>"cslx" <[EMAIL PROTECTED]>  wrote,



>it is said that the core technology of juniper is better than cisco now,it
>that true?


If you mean technology for provider-level core routers, Juniper 
certainly is a strong competitor, and others may enter that space as 
well. Juniper's products don't necessarily fit the needs of 
enterprise cores except, perhaps, for very large ones.

One of Juniper's advantage is that it didn't need to implement great 
numbers of legacy and enterprise compatibility features, which tend 
to bloat IOS.  At the network layer, carriers aren't going to run 
anything except IP.

At the same time, enterprises are unlikely to need OC-192 and faster links.
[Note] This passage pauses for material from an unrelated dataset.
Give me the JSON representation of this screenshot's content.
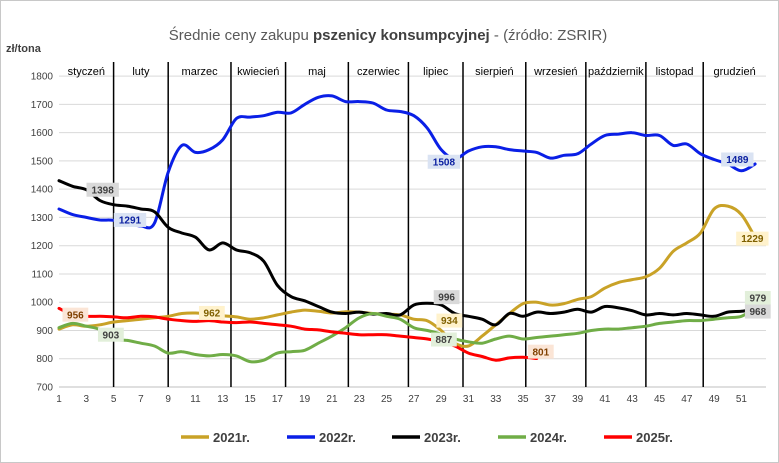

In the provider marketplace, there isn't the same pressure for 
single-vendor, end-to-end solutions that there is in the enterprise 
market.  Indeed, many providers very consciously have at least two 
vendors for each functional area.  This is done for several reasons, 
including protection from bugs in a specific vendor implementation, 
the ability to play one supplier against another, protection against 
product delivery delays, etc.

A general comment though:  if you meant the "core technology" of 
products in general, no equipment vendor of any size will have a 
single technology for all its products.  Products are optimized for 
specific markets, and this is a Good Thing.  The idea that there is 
"one IOS" and Cisco has a seamless solution at every level, built to 
a Master Plan, is sheer marketing spin.